So I didn’t get a post in yesterday. It was a hot, humid day at work; thunderstorms arrived just as we were leaving. I got home at 6pm, put my feet up for a bit, made dinner, and then prepared packages for mailing for the book business. By the time we were done, it was 9:30, and my eyes were stinging. I closed them and fell asleep. I’ve been musing on an issue for two days, though, and since I don’t work today (except for a voice lesson), I’m ready to give it some time and work it out in writing.
It happened on Saturday. I burst into tears at work.
It was late afternoon, toward the end of my shift. Families had been coming through in dribbles to look at the church. Since it was hot, I put a chair out on the landing in front of the door so that I could catch the breeze. Sitting there in my bustle, I suppose I made a good picture of a prim and proper church lady. A father and his two-year old daughter wandered down the road, leaving Mom and older siblings at the General Store. I invited them in and showed the little curly redhead the pump organ. She liked the sound of her voice in the echoing chamber of the empty church, so I played “Twinkle, Twinkle Little Star” (a good Mozart tune) and let her sing along. She took a look at my pin cushion balls, too, and held one until her father gently took it and handed it back. She never left the safety of her father’s arms during the whole visit. I walked them out of the church and settled in my chair to watch them walk back down the road, hand in hand. She stumbled at one point, but Dad righted her gently. That’s when I lost it.That sudden, rising swell of heat in my nose and the burning tears tumbling down were totally unpredicted. Why these tears? Why now?
Driving home with Steve, I began to talk it out and answer his compassionate questions. Where were my thoughts? What were my emotions? I remembered that I had been bored, hot, and feeling a bit lost and alone: all dressed up in an empty museum, wondering how I got there. Kind of disconnected and surreal. That father and daughter reminded me of my late husband and our curly-haired youngest. Seeing them walk away together triggered a sense of devastating loss. I will never see Jim again; Emily, now 21, will never be that young again. That manifestation of life is gone forever.
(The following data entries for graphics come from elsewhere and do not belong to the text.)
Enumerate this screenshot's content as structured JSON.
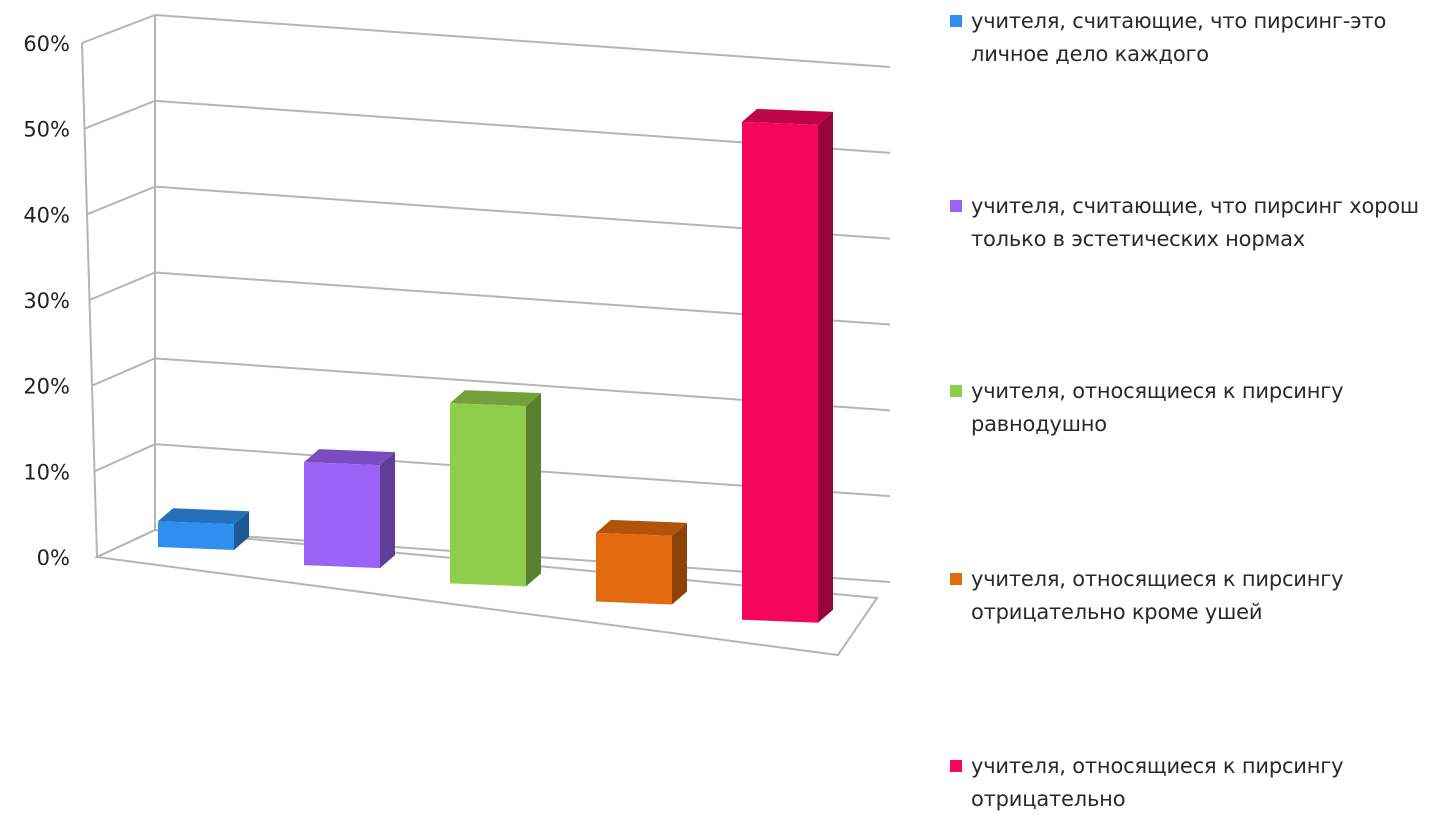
{
  "chart_data": {
    "type": "bar",
    "title": "",
    "xlabel": "",
    "ylabel": "",
    "ylim": [
      0,
      60
    ],
    "y_ticks": [
      "0%",
      "10%",
      "20%",
      "30%",
      "40%",
      "50%",
      "60%"
    ],
    "grid": true,
    "three_d": true,
    "legend_position": "right",
    "series": [
      {
        "name": "учителя, считающие, что пирсинг-это личное дело каждого",
        "value": 3,
        "color": "#2e8ff0"
      },
      {
        "name": "учителя, считающие, что пирсинг хорош только в эстетических нормах",
        "value": 12,
        "color": "#9b63f5"
      },
      {
        "name": "учителя, относящиеся к пирсингу равнодушно",
        "value": 21,
        "color": "#8fce4a"
      },
      {
        "name": "учителя, относящиеся к пирсингу отрицательно кроме ушей",
        "value": 8,
        "color": "#e36a0e"
      },
      {
        "name": "учителя, относящиеся к пирсингу отрицательно",
        "value": 58,
        "color": "#f5065c"
      }
    ]
  }
}
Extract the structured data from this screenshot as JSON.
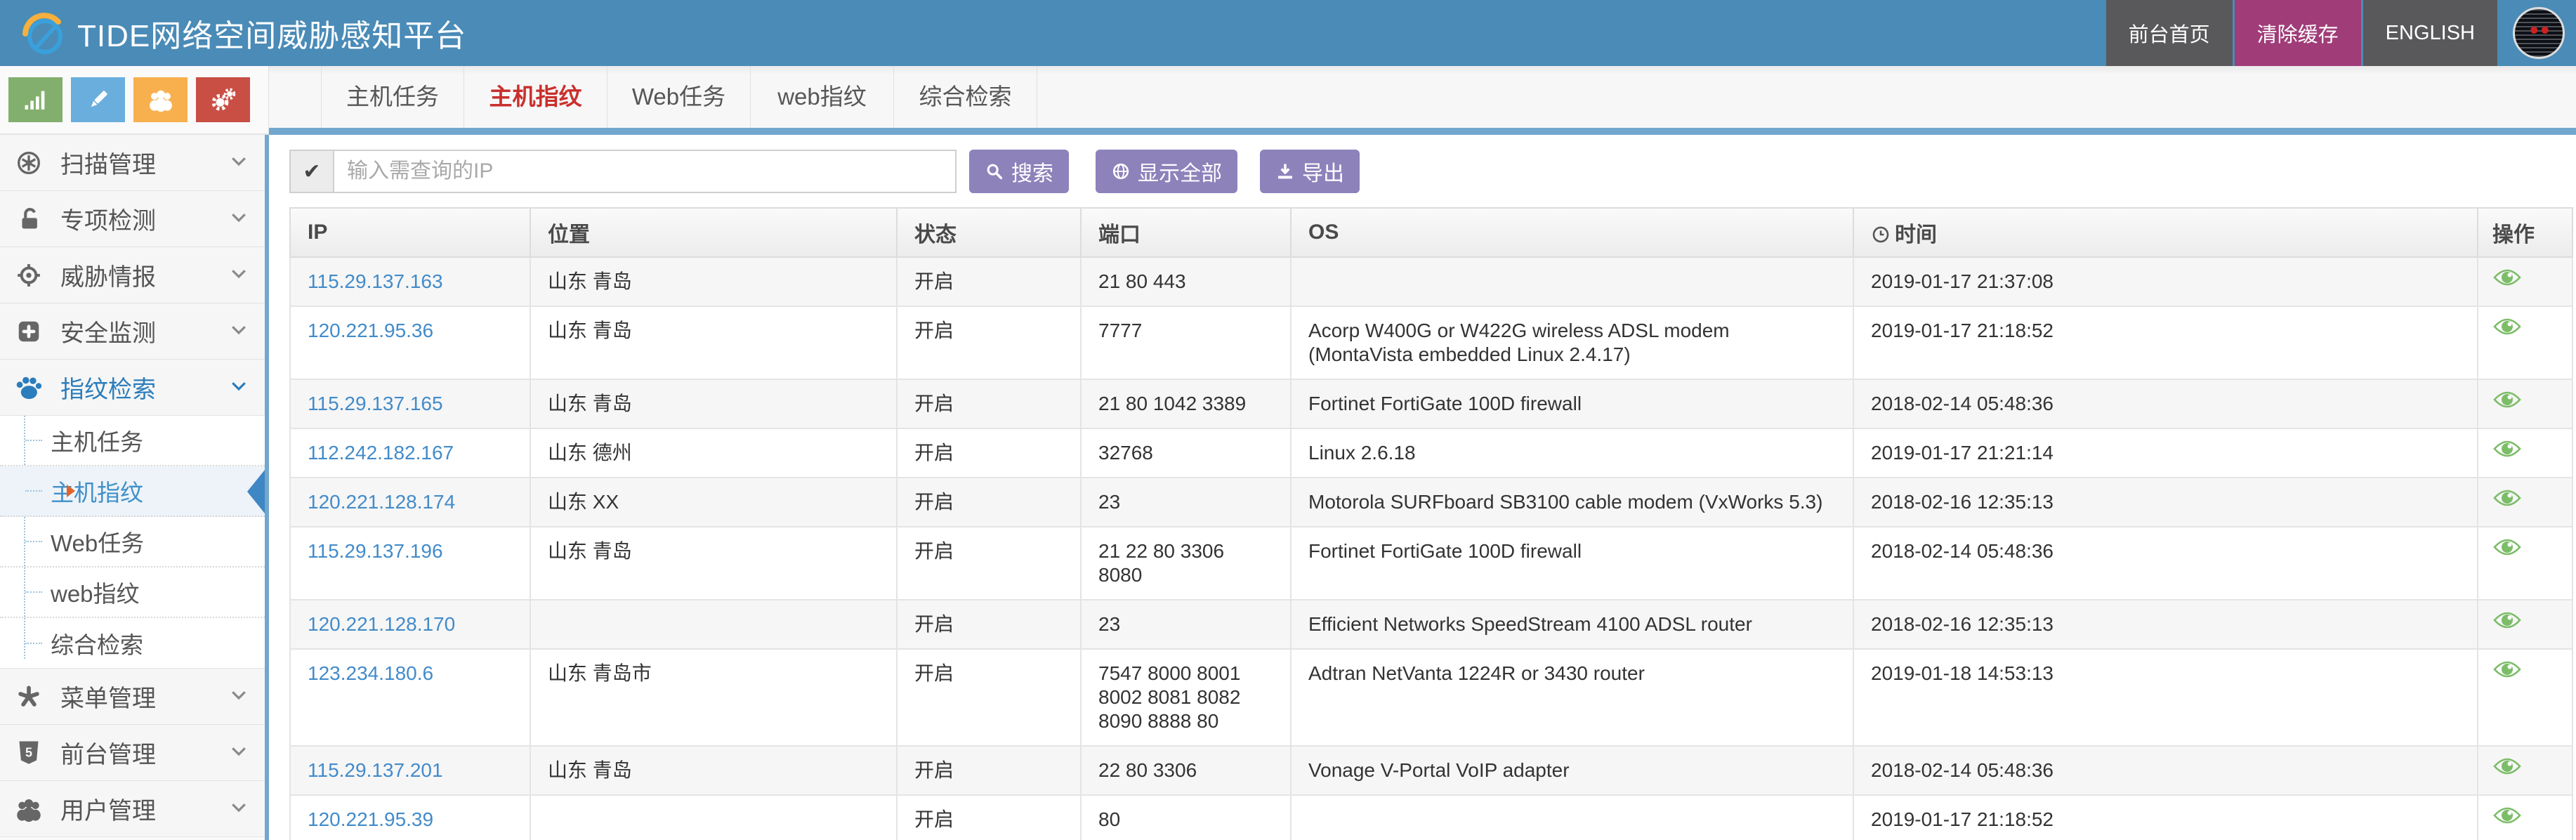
{
  "header": {
    "title": "TIDE网络空间威胁感知平台",
    "nav": [
      {
        "label": "前台首页"
      },
      {
        "label": "清除缓存"
      },
      {
        "label": "ENGLISH"
      }
    ]
  },
  "quick_buttons": [
    {
      "icon": "bar-chart-icon",
      "color": "#82af6e"
    },
    {
      "icon": "pencil-icon",
      "color": "#6aaedd"
    },
    {
      "icon": "users-icon",
      "color": "#f8b04f"
    },
    {
      "icon": "gears-icon",
      "color": "#c94f44"
    }
  ],
  "tabs": [
    {
      "label": "主机任务",
      "active": false
    },
    {
      "label": "主机指纹",
      "active": true
    },
    {
      "label": "Web任务",
      "active": false
    },
    {
      "label": "web指纹",
      "active": false
    },
    {
      "label": "综合检索",
      "active": false
    }
  ],
  "sidebar": {
    "items": [
      {
        "label": "扫描管理",
        "icon": "scan-icon"
      },
      {
        "label": "专项检测",
        "icon": "unlock-icon"
      },
      {
        "label": "威胁情报",
        "icon": "crosshair-icon"
      },
      {
        "label": "安全监测",
        "icon": "plus-square-icon"
      },
      {
        "label": "指纹检索",
        "icon": "paw-icon",
        "active": true,
        "children": [
          {
            "label": "主机任务",
            "active": false
          },
          {
            "label": "主机指纹",
            "active": true
          },
          {
            "label": "Web任务",
            "active": false
          },
          {
            "label": "web指纹",
            "active": false
          },
          {
            "label": "综合检索",
            "active": false
          }
        ]
      },
      {
        "label": "菜单管理",
        "icon": "burst-icon"
      },
      {
        "label": "前台管理",
        "icon": "html5-shield-icon"
      },
      {
        "label": "用户管理",
        "icon": "user-group-icon"
      }
    ]
  },
  "search": {
    "addon_check": "✔",
    "value": "",
    "placeholder": "输入需查询的IP",
    "buttons": {
      "search": "搜索",
      "show_all": "显示全部",
      "export": "导出"
    }
  },
  "table": {
    "columns": [
      "IP",
      "位置",
      "状态",
      "端口",
      "OS",
      "时间",
      "操作"
    ],
    "rows": [
      {
        "ip": "115.29.137.163",
        "location": "山东 青岛",
        "status": "开启",
        "ports": "21 80 443",
        "os": "",
        "time": "2019-01-17 21:37:08"
      },
      {
        "ip": "120.221.95.36",
        "location": "山东 青岛",
        "status": "开启",
        "ports": "7777",
        "os": "Acorp W400G or W422G wireless ADSL modem (MontaVista embedded Linux 2.4.17)",
        "time": "2019-01-17 21:18:52"
      },
      {
        "ip": "115.29.137.165",
        "location": "山东 青岛",
        "status": "开启",
        "ports": "21 80 1042 3389",
        "os": "Fortinet FortiGate 100D firewall",
        "time": "2018-02-14 05:48:36"
      },
      {
        "ip": "112.242.182.167",
        "location": "山东 德州",
        "status": "开启",
        "ports": "32768",
        "os": "Linux 2.6.18",
        "time": "2019-01-17 21:21:14"
      },
      {
        "ip": "120.221.128.174",
        "location": "山东 XX",
        "status": "开启",
        "ports": "23",
        "os": "Motorola SURFboard SB3100 cable modem (VxWorks 5.3)",
        "time": "2018-02-16 12:35:13"
      },
      {
        "ip": "115.29.137.196",
        "location": "山东 青岛",
        "status": "开启",
        "ports": "21 22 80 3306 8080",
        "os": "Fortinet FortiGate 100D firewall",
        "time": "2018-02-14 05:48:36"
      },
      {
        "ip": "120.221.128.170",
        "location": "",
        "status": "开启",
        "ports": "23",
        "os": "Efficient Networks SpeedStream 4100 ADSL router",
        "time": "2018-02-16 12:35:13"
      },
      {
        "ip": "123.234.180.6",
        "location": "山东 青岛市",
        "status": "开启",
        "ports": "7547 8000 8001 8002 8081 8082 8090 8888 80",
        "os": "Adtran NetVanta 1224R or 3430 router",
        "time": "2019-01-18 14:53:13"
      },
      {
        "ip": "115.29.137.201",
        "location": "山东 青岛",
        "status": "开启",
        "ports": "22 80 3306",
        "os": "Vonage V-Portal VoIP adapter",
        "time": "2018-02-14 05:48:36"
      },
      {
        "ip": "120.221.95.39",
        "location": "",
        "status": "开启",
        "ports": "80",
        "os": "",
        "time": "2019-01-17 21:18:52"
      }
    ]
  },
  "colors": {
    "header_blue": "#4a8bb7",
    "tab_underline_blue": "#72a7cd",
    "active_tab_red": "#c9302c",
    "button_purple": "#8e82bb",
    "magenta": "#a03c78",
    "link_blue": "#428bca",
    "eye_green": "#7cbd68",
    "active_side_blue": "#2b7dbc"
  }
}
But I knew that. Why the tears? Why judge that as something sad? Obviously, I am still very attached to that particular arrangement, and perhaps not so attached to my current one. “Attachment causes suffering.” Somehow, I came to believe that my life as a wife and mother was very meaningful, very important, and it became a “secure” identity for me. Not hard to imagine how that happened. The thing is, it isn’t the Truth, wasn’t the Truth, either. It was a temporary condition. I enjoyed that condition, but Change is the nature of life. Conditions always change. One condition isn’t more meaningful or important than another. To be able to think about every moment of life as a valuable moment is a mindset that can set me free to live happily. I think of Hafiz, the Sufi poet, and his exuberant joy in living, not dependent on circumstances. I get sentimental about family life, but I don’t want to be the mother of a two year old, now. Somehow, though, that sentiment suggests that there is greater value in that particular model of life than in others, and that I am “missing out”. It’s just not true. It’s a kind of cultural propaganda. Hallmark and Focus on the Family and organizations like that profit from supporting that way of thinking. I love my children, but our life isn’t Hallmark any more. It was, once. It was nice, but it wasn’t the only and most important manifestation of living. Conditions arise, conditions change. Judging that one is “better” thanthe other can get me stuck and cause suffering. That’s not to say that I can’t think critically about my life and make changes. But I also want to be able to be happy in any situation.
I like my tears, too. They help me learn about myself.